Letter: Writer registers strong opposition to M’Chigeeng liquor store proposal

There is a long history of alcohol being used as a tool of colonization

EDITOR’S NOTE: The following is an open letter to those in decision-making positions at the Liquor Control Board of Ontario (LCBO).

To whom it may concern,

Further to your survey seeking community input about introducing liquor services to M’Chigeeng through LCBO, as an elder in this community whose family has always been here, I am writing to register my strong opposition to this.

There is a long history of alcohol being used as a tool of colonization in M’Chigeeng which I call upon in opposing the idea of bringing LCBO to our community:

1) Since early relations, non-Natives have used alcohol to take advantage of us in many ways including taking our land.

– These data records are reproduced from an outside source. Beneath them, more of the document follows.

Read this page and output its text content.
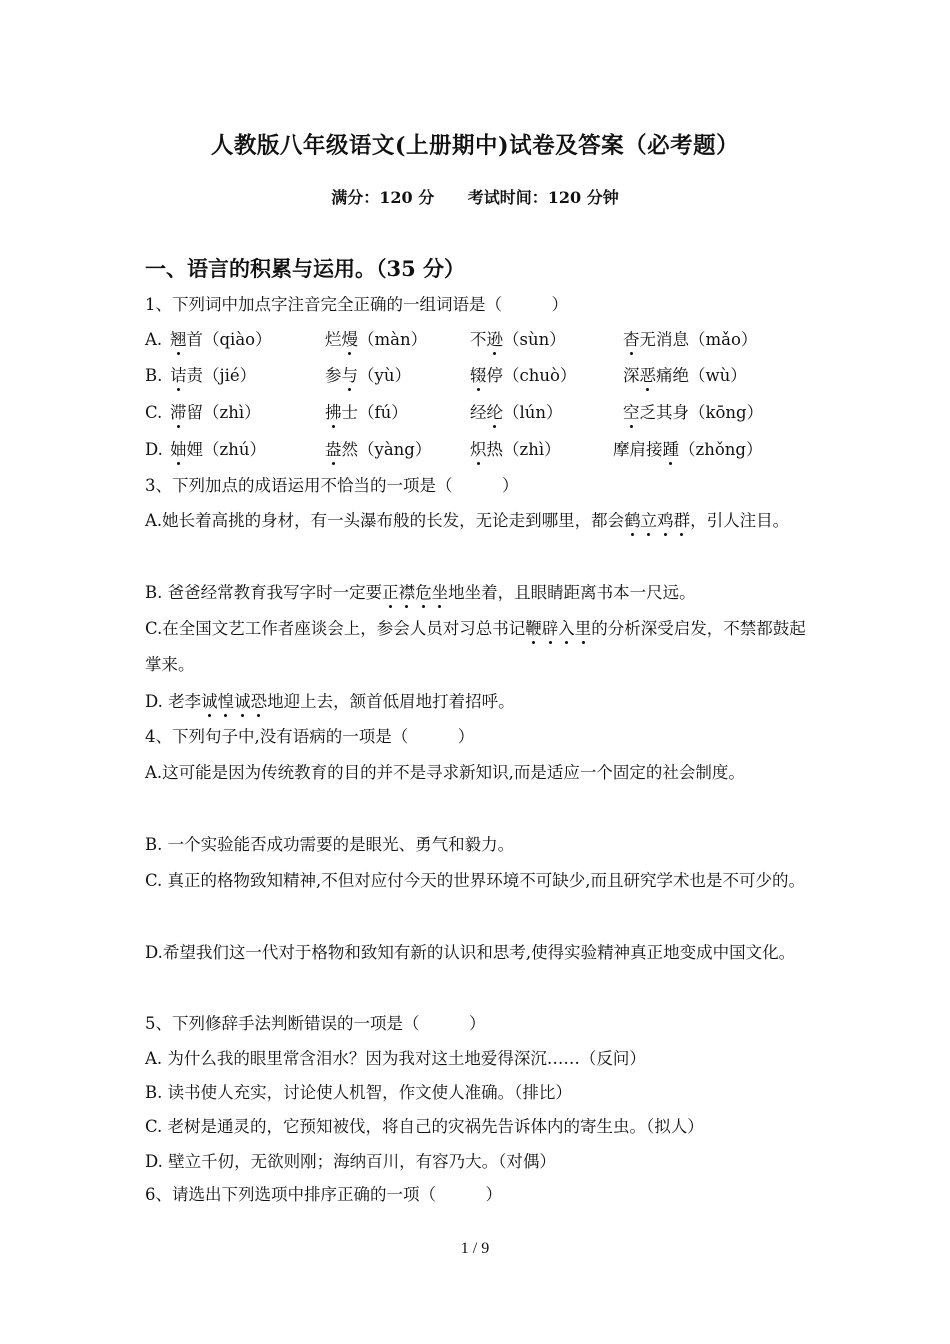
人教版八年级语文(上册期中)试卷及答案（必考题）
满分：120 分 考试时间：120 分钟
一、语言的积累与运用。（35 分）
1、下列词中加点字注音完全正确的一组词语是（　　　）
A. 翘首（qiào）	烂熳（màn）	不逊（sùn）	杳无消息（mǎo）
B. 诘责（jié）	参与（yù）	辍停（chuò）	深恶痛绝（wù）
C. 滞留（zhì）	拂士（fú）	经纶（lún）	空乏其身（kōng）
D. 妯娌（zhú）	盎然（yàng） 炽热（zhì）	摩肩接踵（zhǒng）
3、下列加点的成语运用不恰当的一项是（　　　）
A.她长着高挑的身材，有一头瀑布般的长发，无论走到哪里，都会鹤立鸡群，引人注目。
B. 爸爸经常教育我写字时一定要正襟危坐地坐着，且眼睛距离书本一尺远。
C.在全国文艺工作者座谈会上，参会人员对习总书记鞭辟入里的分析深受启发，不禁都鼓起掌来。
D. 老李诚惶诚恐地迎上去，颔首低眉地打着招呼。
4、下列句子中,没有语病的一项是（　　　）
A.这可能是因为传统教育的目的并不是寻求新知识,而是适应一个固定的社会制度。
B. 一个实验能否成功需要的是眼光、勇气和毅力。
C. 真正的格物致知精神,不但对应付今天的世界环境不可缺少,而且研究学术也是不可少的。
D.希望我们这一代对于格物和致知有新的认识和思考,使得实验精神真正地变成中国文化。
5、下列修辞手法判断错误的一项是（　　　）
A. 为什么我的眼里常含泪水？因为我对这土地爱得深沉……（反问）
B. 读书使人充实，讨论使人机智，作文使人准确。（排比）
C. 老树是通灵的，它预知被伐，将自己的灾祸先告诉体内的寄生虫。（拟人）
D. 壁立千仞，无欲则刚；海纳百川，有容乃大。（对偶）
6、请选出下列选项中排序正确的一项（　　　）
1 / 9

2) Alcohol was used by non-Natives to judge and control us. For instance, the government prohibited our use of it and then said if we wanted to use it, we would have to give up our Nativeness and become Canadians; we would have to enfranchise.

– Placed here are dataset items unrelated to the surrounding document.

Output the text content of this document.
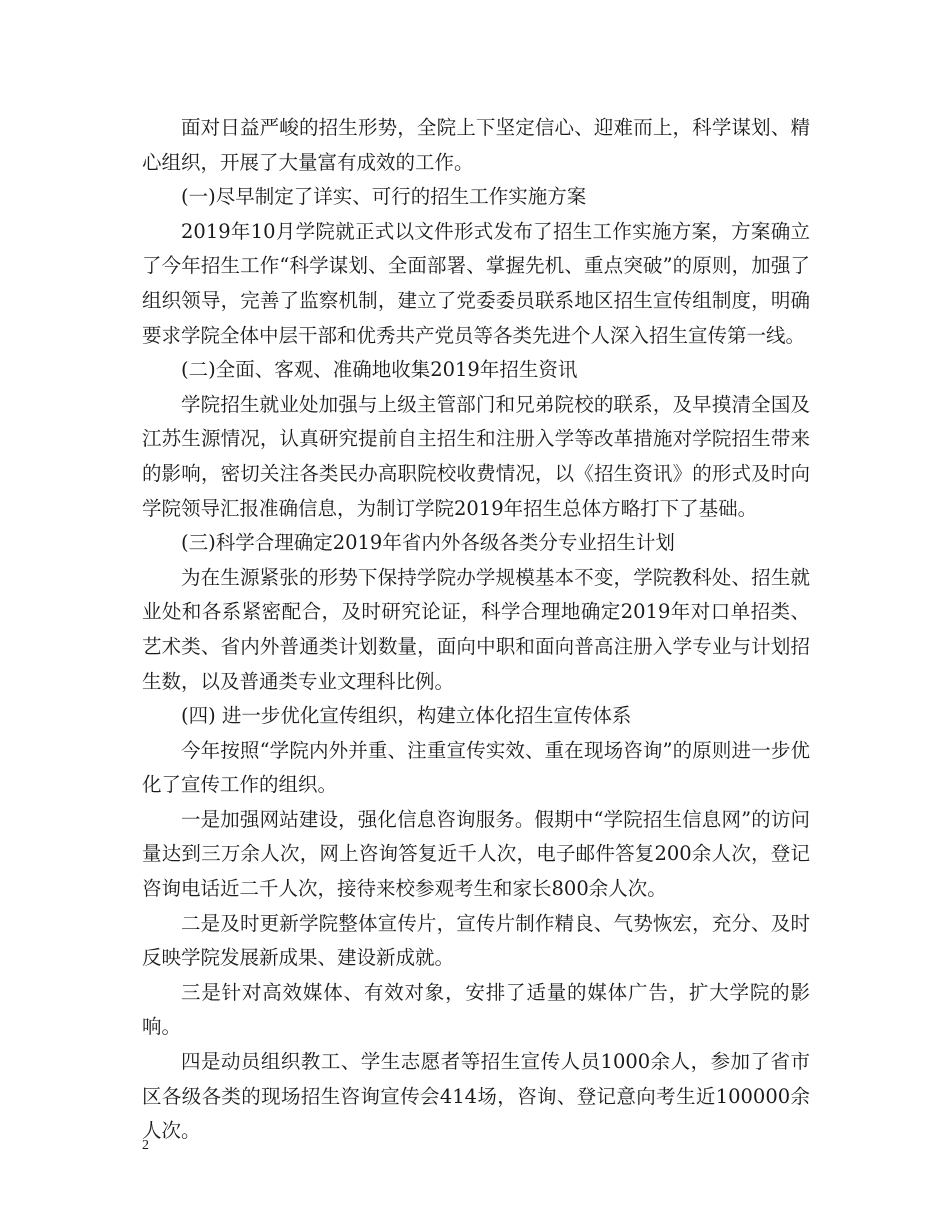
面对日益严峻的招生形势，全院上下坚定信心、迎难而上，科学谋划、精心组织，开展了大量富有成效的工作。

(一)尽早制定了详实、可行的招生工作实施方案

2019年10月学院就正式以文件形式发布了招生工作实施方案，方案确立了今年招生工作“科学谋划、全面部署、掌握先机、重点突破”的原则，加强了组织领导，完善了监察机制，建立了党委委员联系地区招生宣传组制度，明确要求学院全体中层干部和优秀共产党员等各类先进个人深入招生宣传第一线。

(二)全面、客观、准确地收集2019年招生资讯

学院招生就业处加强与上级主管部门和兄弟院校的联系，及早摸清全国及江苏生源情况，认真研究提前自主招生和注册入学等改革措施对学院招生带来的影响，密切关注各类民办高职院校收费情况，以《招生资讯》的形式及时向学院领导汇报准确信息，为制订学院2019年招生总体方略打下了基础。

(三)科学合理确定2019年省内外各级各类分专业招生计划

为在生源紧张的形势下保持学院办学规模基本不变，学院教科处、招生就业处和各系紧密配合，及时研究论证，科学合理地确定2019年对口单招类、艺术类、省内外普通类计划数量，面向中职和面向普高注册入学专业与计划招生数，以及普通类专业文理科比例。

(四) 进一步优化宣传组织，构建立体化招生宣传体系

今年按照“学院内外并重、注重宣传实效、重在现场咨询”的原则进一步优化了宣传工作的组织。

一是加强网站建设，强化信息咨询服务。假期中“学院招生信息网”的访问量达到三万余人次，网上咨询答复近千人次，电子邮件答复200余人次，登记咨询电话近二千人次，接待来校参观考生和家长800余人次。

二是及时更新学院整体宣传片，宣传片制作精良、气势恢宏，充分、及时反映学院发展新成果、建设新成就。

三是针对高效媒体、有效对象，安排了适量的媒体广告，扩大学院的影响。

四是动员组织教工、学生志愿者等招生宣传人员1000余人，参加了省市区各级各类的现场招生咨询宣传会414场，咨询、登记意向考生近100000余人次。

2
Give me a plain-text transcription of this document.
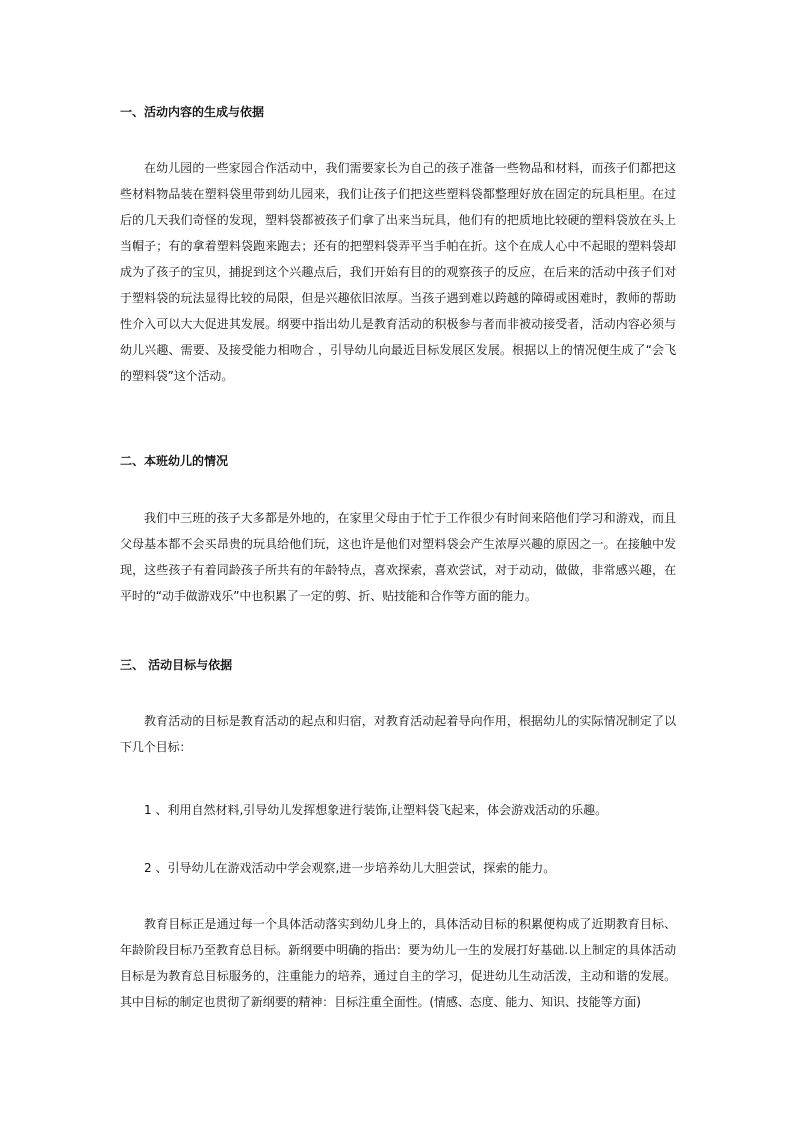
一、活动内容的生成与依据
在幼儿园的一些家园合作活动中，我们需要家长为自己的孩子准备一些物品和材料，而孩子们都把这些材料物品装在塑料袋里带到幼儿园来，我们让孩子们把这些塑料袋都整理好放在固定的玩具柜里。在过后的几天我们奇怪的发现，塑料袋都被孩子们拿了出来当玩具，他们有的把质地比较硬的塑料袋放在头上当帽子；有的拿着塑料袋跑来跑去；还有的把塑料袋弄平当手帕在折。这个在成人心中不起眼的塑料袋却成为了孩子的宝贝，捕捉到这个兴趣点后，我们开始有目的的观察孩子的反应，在后来的活动中孩子们对于塑料袋的玩法显得比较的局限，但是兴趣依旧浓厚。当孩子遇到难以跨越的障碍或困难时，教师的帮助性介入可以大大促进其发展。纲要中指出幼儿是教育活动的积极参与者而非被动接受者，活动内容必须与幼儿兴趣、需要、及接受能力相吻合 ，引导幼儿向最近目标发展区发展。根据以上的情况便生成了“会飞的塑料袋”这个活动。
二、本班幼儿的情况
我们中三班的孩子大多都是外地的，在家里父母由于忙于工作很少有时间来陪他们学习和游戏，而且父母基本都不会买昂贵的玩具给他们玩，这也许是他们对塑料袋会产生浓厚兴趣的原因之一。在接触中发现，这些孩子有着同龄孩子所共有的年龄特点，喜欢探索，喜欢尝试，对于动动，做做，非常感兴趣，在平时的“动手做游戏乐”中也积累了一定的剪、折、贴技能和合作等方面的能力。
三、 活动目标与依据
教育活动的目标是教育活动的起点和归宿，对教育活动起着导向作用，根据幼儿的实际情况制定了以下几个目标：
1 、利用自然材料,引导幼儿发挥想象进行装饰,让塑料袋飞起来，体会游戏活动的乐趣。
2 、引导幼儿在游戏活动中学会观察,进一步培养幼儿大胆尝试，探索的能力。
教育目标正是通过每一个具体活动落实到幼儿身上的，具体活动目标的积累便构成了近期教育目标、年龄阶段目标乃至教育总目标。新纲要中明确的指出：要为幼儿一生的发展打好基础.以上制定的具体活动目标是为教育总目标服务的，注重能力的培养，通过自主的学习，促进幼儿生动活泼，主动和谐的发展。其中目标的制定也贯彻了新纲要的精神：目标注重全面性。(情感、态度、能力、知识、技能等方面)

3) The RCMP, with the authority to police our use of alcohol, entered our homes at will, destroying what little furniture we had while searching for alcohol.

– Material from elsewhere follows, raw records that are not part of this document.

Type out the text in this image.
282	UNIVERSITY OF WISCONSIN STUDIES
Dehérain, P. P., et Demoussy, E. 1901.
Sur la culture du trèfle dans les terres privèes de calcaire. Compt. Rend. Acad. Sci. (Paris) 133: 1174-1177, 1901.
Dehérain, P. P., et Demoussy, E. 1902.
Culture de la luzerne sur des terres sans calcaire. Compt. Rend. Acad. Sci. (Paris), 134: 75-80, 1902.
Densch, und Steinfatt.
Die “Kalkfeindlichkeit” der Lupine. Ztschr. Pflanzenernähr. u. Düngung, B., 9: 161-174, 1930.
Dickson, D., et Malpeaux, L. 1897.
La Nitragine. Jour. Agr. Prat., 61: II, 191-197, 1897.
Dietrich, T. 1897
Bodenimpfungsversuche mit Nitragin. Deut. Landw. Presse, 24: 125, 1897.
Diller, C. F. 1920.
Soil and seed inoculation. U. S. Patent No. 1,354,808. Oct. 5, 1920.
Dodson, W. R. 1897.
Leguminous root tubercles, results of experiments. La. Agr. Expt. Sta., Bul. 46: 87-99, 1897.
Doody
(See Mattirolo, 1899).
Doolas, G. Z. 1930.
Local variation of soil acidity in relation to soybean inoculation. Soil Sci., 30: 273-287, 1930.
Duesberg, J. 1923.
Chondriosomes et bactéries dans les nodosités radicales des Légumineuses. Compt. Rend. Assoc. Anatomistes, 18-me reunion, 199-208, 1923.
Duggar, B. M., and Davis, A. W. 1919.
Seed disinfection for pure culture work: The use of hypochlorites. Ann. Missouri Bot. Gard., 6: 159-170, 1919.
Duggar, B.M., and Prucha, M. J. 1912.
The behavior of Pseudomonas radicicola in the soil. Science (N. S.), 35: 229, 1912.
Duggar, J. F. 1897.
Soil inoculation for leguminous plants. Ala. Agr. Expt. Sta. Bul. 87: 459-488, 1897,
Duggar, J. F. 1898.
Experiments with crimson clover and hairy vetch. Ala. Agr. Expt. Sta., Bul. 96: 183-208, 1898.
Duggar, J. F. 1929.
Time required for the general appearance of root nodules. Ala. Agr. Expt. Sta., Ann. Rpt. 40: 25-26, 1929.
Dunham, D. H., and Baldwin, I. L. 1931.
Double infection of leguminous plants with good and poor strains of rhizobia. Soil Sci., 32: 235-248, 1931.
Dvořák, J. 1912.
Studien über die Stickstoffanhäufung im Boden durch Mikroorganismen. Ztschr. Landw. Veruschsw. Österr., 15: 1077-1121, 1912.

Whereas before they brought it to us to take advantage of us and then later, they used it to control us, enter our homes and try to assimilate us, now they want to bring it into our community again. Why?

Further, the impacts of alcohol and other substances in our community are profound. It has brought many forms of violence. It has caused addictions. It creates more risk for our youth. M’Chigeeng does not have the adequate resources as it is to provide treatment for those suffering from addictions or violence or to build effective prevention. Why would we allow a liquor service to be brought right into the heart of our community when there is so much suffering brought by alcohol already?

Liquor services in our community will not improve our lives. It will take money out of our people’s pockets and put it into LCBO’s. Also, there are services, such as banking services, that would be better for us. Since alcohol has been used in different ways in history against us, we have to ask, why is this service being offered to us? Why now? Who really benefits from having an LCBO service in the grocery store? And what will the costs of those benefits be to our people? 

Those who use alcohol recreationally and responsibly can continue to get it as they always have; doing so will not bring harm to then. I am speaking about ensuring we make decisions that keep us strong. Bringing LCBO into our community will not do this.